Middleton, who was made an honorary member of the ILWU recently, thanked Bass for the opportunity to serve in a phone conversation Thursday but said the change leaves questions and concerns about local voices on the commission. She said the panel should have three local representatives — from San Pedro, Wilmington, and one representing labor.

“When somebody lives here, they have a different view,” she said, noting how she can see the port from her San Pedro home and has lived in the community for some 50 years. “(Residents) know about the trucks in Wilmington and the West Harbor development in San Pedro, they live here and have a take on this.”

She also is concerned about the ongoing move toward port automation and how that may affect union jobs, issues that local residents and those with dockworker ties would have more understanding about.

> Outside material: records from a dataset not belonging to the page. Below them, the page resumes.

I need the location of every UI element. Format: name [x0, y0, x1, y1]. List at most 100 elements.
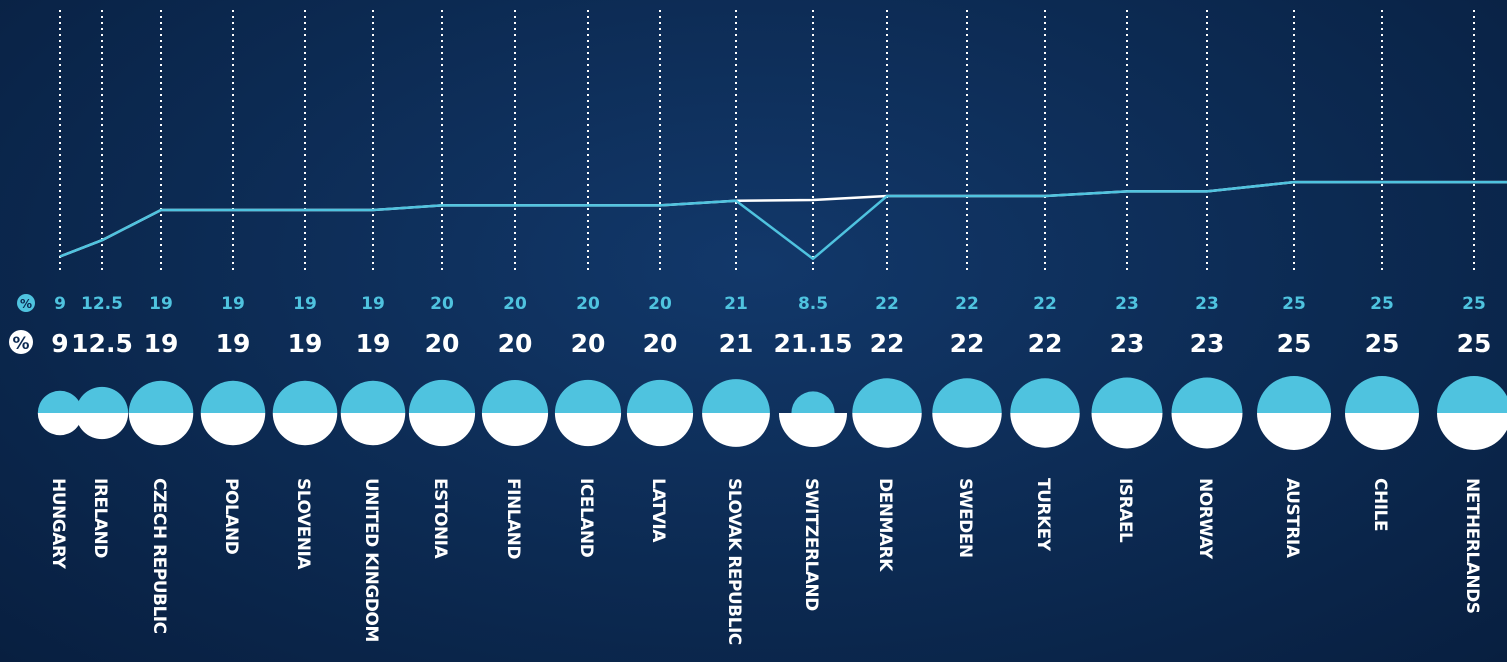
circle-top-half	[37, 390, 83, 413]
circle-top-half	[75, 386, 129, 413]
circle-bottom-half	[75, 413, 129, 440]
country-label: SLOVENIA	[293, 478, 313, 570]
circle-top-half	[1171, 377, 1243, 413]
value-label-white: 23	[1190, 329, 1225, 358]
circle-top-half	[852, 378, 922, 413]
value-label-cyan: 21	[724, 294, 748, 314]
circle-top-half	[626, 379, 694, 413]
country-label: NORWAY	[1195, 478, 1215, 560]
country-label: ISRAEL	[1115, 478, 1135, 543]
value-label-white: 25	[1277, 329, 1312, 358]
circle-bottom-half	[1257, 413, 1331, 450]
value-label-white: 19	[288, 329, 323, 358]
circle-top-half	[1257, 376, 1331, 413]
value-label-white: 25	[1365, 329, 1400, 358]
percent-symbol-cyan: %	[20, 297, 32, 311]
value-label-white: 9	[51, 329, 68, 358]
circle-bottom-half	[1437, 413, 1507, 450]
value-label-cyan: 20	[430, 294, 454, 314]
series-line-cyan	[59, 180, 1507, 261]
percent-icon-white: %	[9, 330, 33, 354]
value-label-white: 20	[643, 329, 678, 358]
value-label-white: 21	[719, 329, 754, 358]
circle-bottom-half	[481, 413, 549, 447]
circle-top-half	[1091, 377, 1163, 413]
value-label-cyan: 23	[1115, 294, 1139, 314]
value-label-white: 22	[950, 329, 985, 358]
circle-bottom-half	[702, 413, 770, 447]
value-label-white: 19	[356, 329, 391, 358]
circle-bottom-half	[778, 413, 848, 448]
value-label-white: 21.15	[773, 329, 852, 358]
value-label-white: 20	[498, 329, 533, 358]
circle-bottom-half	[408, 413, 476, 447]
circle-top-half	[791, 391, 835, 413]
circle-top-half	[702, 379, 770, 413]
country-label: SLOVAK REPUBLIC	[724, 478, 744, 645]
circle-bottom-half	[1010, 413, 1080, 448]
country-labels: HUNGARY IRELAND CZECH REPUBLIC POLAND SLOVEN…	[48, 478, 1482, 645]
value-labels: % % 9912.512.519191919191919192020202020…	[9, 294, 1491, 358]
country-label: SWEDEN	[955, 478, 975, 558]
value-label-white: 22	[1028, 329, 1063, 358]
value-label-cyan: 20	[503, 294, 527, 314]
series-lines	[59, 180, 1507, 261]
value-label-cyan: 19	[293, 294, 317, 314]
value-label-white: 20	[425, 329, 460, 358]
series-line-white	[59, 180, 1507, 258]
value-label-cyan: 22	[1033, 294, 1057, 314]
grid-lines	[59, 10, 1475, 272]
country-label: UNITED KINGDOM	[361, 478, 381, 642]
country-label: ICELAND	[576, 478, 596, 558]
circle-top-half	[128, 380, 194, 413]
country-label: CZECH REPUBLIC	[149, 478, 169, 634]
circle-top-half	[1437, 376, 1507, 413]
country-label: TURKEY	[1033, 478, 1053, 552]
circle-bottom-half	[1091, 413, 1163, 449]
circle-bottom-half	[554, 413, 622, 447]
value-label-cyan: 20	[648, 294, 672, 314]
percent-symbol-white: %	[12, 334, 29, 354]
country-label: FINLAND	[503, 478, 523, 559]
circle-bottom-half	[200, 413, 266, 446]
circle-bottom-half	[37, 413, 83, 436]
value-circles	[37, 376, 1507, 450]
circle-bottom-half	[626, 413, 694, 447]
percent-icon-cyan: %	[17, 294, 35, 312]
circle-top-half	[272, 380, 338, 413]
circle-top-half	[408, 379, 476, 413]
country-label: AUSTRIA	[1282, 478, 1302, 559]
value-label-white: 25	[1457, 329, 1492, 358]
value-label-white: 19	[216, 329, 251, 358]
value-label-cyan: 22	[875, 294, 899, 314]
country-label: DENMARK	[875, 478, 895, 572]
circle-top-half	[554, 379, 622, 413]
circle-top-half	[340, 380, 406, 413]
country-label: POLAND	[221, 478, 241, 555]
value-label-cyan: 25	[1462, 294, 1486, 314]
circle-top-half	[1345, 376, 1419, 413]
circle-bottom-half	[932, 413, 1002, 448]
value-label-cyan: 19	[361, 294, 385, 314]
circle-bottom-half	[340, 413, 406, 446]
value-label-white: 23	[1110, 329, 1145, 358]
value-label-white: 19	[144, 329, 179, 358]
country-label: HUNGARY	[48, 478, 68, 570]
country-label: SWITZERLAND	[801, 478, 821, 611]
circle-bottom-half	[1345, 413, 1419, 450]
circle-bottom-half	[852, 413, 922, 448]
country-label: NETHERLANDS	[1462, 478, 1482, 613]
circle-bottom-half	[1171, 413, 1243, 449]
country-label: ESTONIA	[430, 478, 450, 559]
country-label: LATVIA	[648, 478, 668, 543]
circle-top-half	[481, 379, 549, 413]
circle-top-half	[932, 378, 1002, 413]
value-label-cyan: 12.5	[81, 294, 123, 314]
circle-top-half	[1010, 378, 1080, 413]
value-label-cyan: 19	[149, 294, 173, 314]
value-label-cyan: 19	[221, 294, 245, 314]
circle-top-half	[200, 380, 266, 413]
circle-bottom-half	[272, 413, 338, 446]
circle-bottom-half	[128, 413, 194, 446]
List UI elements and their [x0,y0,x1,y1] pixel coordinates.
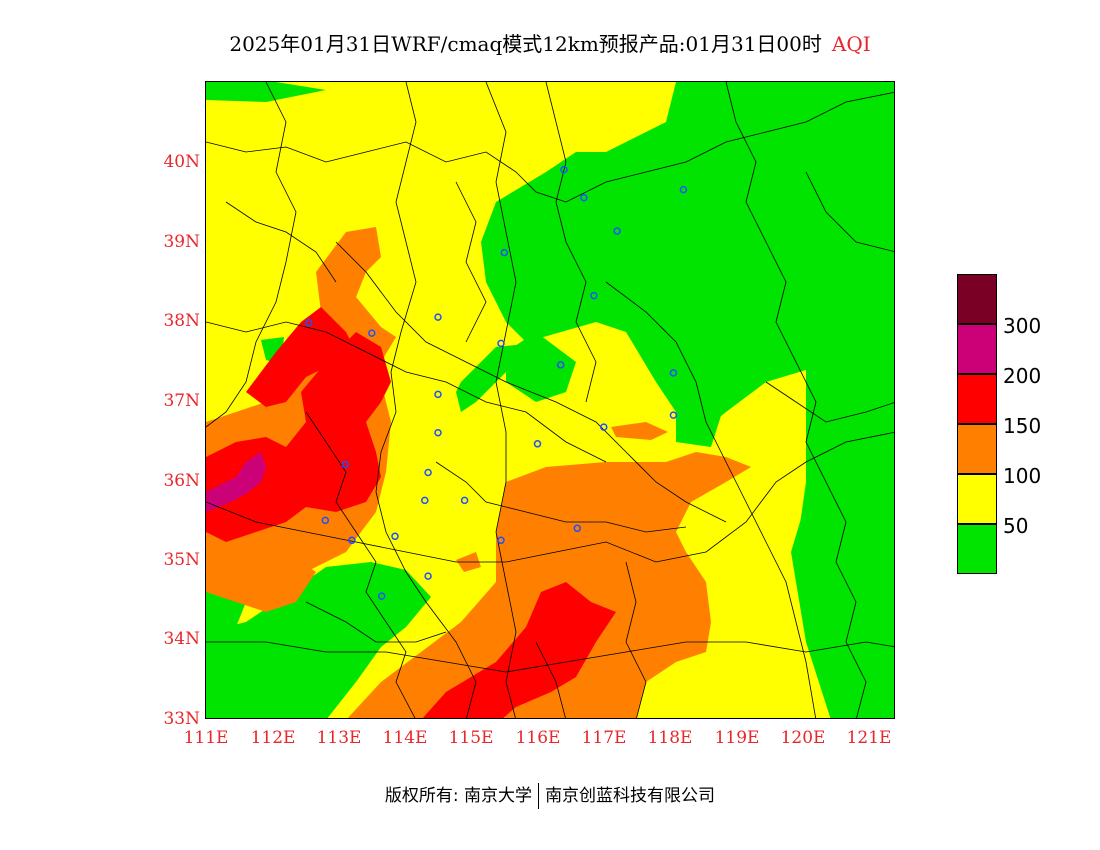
station-marker [421,496,429,505]
lon-label-111: 111E [183,728,229,748]
station-marker [321,516,330,525]
lat-label-34: 34N [163,629,200,649]
station-marker [497,536,505,545]
lon-label-112: 112E [250,728,296,748]
lon-label-118: 118E [647,728,693,748]
station-marker [613,227,621,235]
station-marker [669,369,678,377]
zone-green-north [206,82,326,102]
lon-label-113: 113E [316,728,362,748]
station-marker [368,329,376,337]
zone-orange-shandong [611,422,668,440]
station-marker [580,193,588,202]
station-marker [434,313,442,321]
zone-green-hebei-strip [456,344,526,412]
legend-swatch-50-100 [957,474,997,524]
station-marker [341,460,349,469]
zone-magenta-west [206,452,266,512]
legend-swatch-300plus [957,274,997,324]
lat-label-36: 36N [163,471,200,491]
station-marker [305,318,313,327]
lat-label-40: 40N [163,152,200,172]
station-markers [305,165,688,600]
zone-red-west-band [246,307,356,407]
admin-boundaries [206,82,894,718]
lat-label-38: 38N [163,311,200,331]
zone-orange-southwest-lobe [231,542,316,612]
lon-label-116: 116E [515,728,561,748]
station-marker [556,361,565,369]
footer-company: 南京创蓝科技有限公司 [545,786,716,806]
station-marker [460,496,469,505]
station-marker [560,165,568,174]
legend-label-200: 200 [1003,364,1042,388]
zone-orange-south [347,452,751,718]
station-marker [348,536,356,545]
station-marker [434,390,442,399]
station-marker [590,291,598,300]
page-title: 2025年01月31日WRF/cmaq模式12km预报产品:01月31日00时 A… [0,28,1100,57]
title-main: 2025年01月31日WRF/cmaq模式12km预报产品:01月31日00时 [229,32,822,56]
lon-label-115: 115E [448,728,494,748]
lon-label-117: 117E [581,728,627,748]
legend-swatch-200-300 [957,324,997,374]
legend-swatch-150-200 [957,374,997,424]
station-marker [600,423,608,431]
lat-label-37: 37N [163,391,200,411]
footer: 版权所有: 南京大学 南京创蓝科技有限公司 [0,781,1100,809]
station-marker [533,440,542,448]
lon-label-121: 121E [846,728,892,748]
legend-swatch-0-50 [957,524,997,574]
zone-green-tianjin [506,332,576,402]
station-marker [497,339,505,348]
lat-label-33: 33N [163,709,200,729]
legend-label-300: 300 [1003,314,1042,338]
zone-red-west [206,332,391,542]
station-marker [424,468,432,477]
legend-label-50: 50 [1003,514,1029,538]
station-marker [573,524,582,533]
zone-green-southwest [206,562,431,718]
title-variable: AQI [831,32,871,56]
zone-green-east-bay [676,400,726,447]
lat-label-35: 35N [163,550,200,570]
aqi-map [205,81,895,719]
zone-green-northeast [481,82,894,718]
station-marker [669,411,678,419]
lat-label-39: 39N [163,232,200,252]
map-canvas [206,82,894,718]
lon-label-120: 120E [780,728,826,748]
aqi-legend [957,274,997,575]
footer-separator [538,783,540,809]
station-marker [424,572,432,580]
footer-copyright: 版权所有: 南京大学 [384,786,533,806]
lon-label-119: 119E [714,728,760,748]
zone-red-south [422,582,616,718]
zone-green-east-coast [796,313,894,718]
legend-label-100: 100 [1003,464,1042,488]
station-marker [377,592,386,600]
legend-label-150: 150 [1003,414,1042,438]
lon-label-114: 114E [382,728,428,748]
station-marker [679,185,688,194]
station-marker [391,532,399,541]
station-marker [500,248,509,257]
station-marker [434,428,442,437]
legend-swatch-100-150 [957,424,997,474]
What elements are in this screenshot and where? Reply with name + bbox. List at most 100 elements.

Gary Herrera, president of the ILWU’s Local 13, expressed strong disappointment.

“The impacts on the men and women of the ILWU — without sounding overly dramatic — are somewhat catastrophic,” Herrera said in a telephone interview Thursday. “We don’t have a voice now.”

A labor representative has been included on the panel for some 30 years, Herrera said, adding it was crucial to have a commissioner who “understood the work and the workings of the port.”

Community leaders in both San Pedro and Wilmington also have stressed the importance of local residency for at least some panel members.

“It is a very troubling trend,” McOsker said of the whittling down of local commissioners. Middleton said with the appointment of Pérez, three of the commissioners will now come from the Boyle Heights area of L.A.

Bass replaced two other local commissioners shortly after she took office — one from Wilmington and another from San Pedro — and “replaced them with commissioners from over 20 miles away from the port and port operations,” McOsker said.

“There was a lot of unfinished work I’d planned to do,” she said. “This was very disrespectful to harbor labor and to the ILWU.”

“It’s deeply, deeply important we have people from this area” on the commission, McOsker said. One member as it will stand now, he said, “is the absolute bare minimum.”

The appointment could be assigned to a committee as soon as Friday, McOsker said, adding he intended to “put up a fight for my community.”

“(Middleton) is such a pillar in our community and to have her voice (on the commission) stricken, I’m hurt,” Herrera said, adding, “The ILWU is not going to lay down on this one.”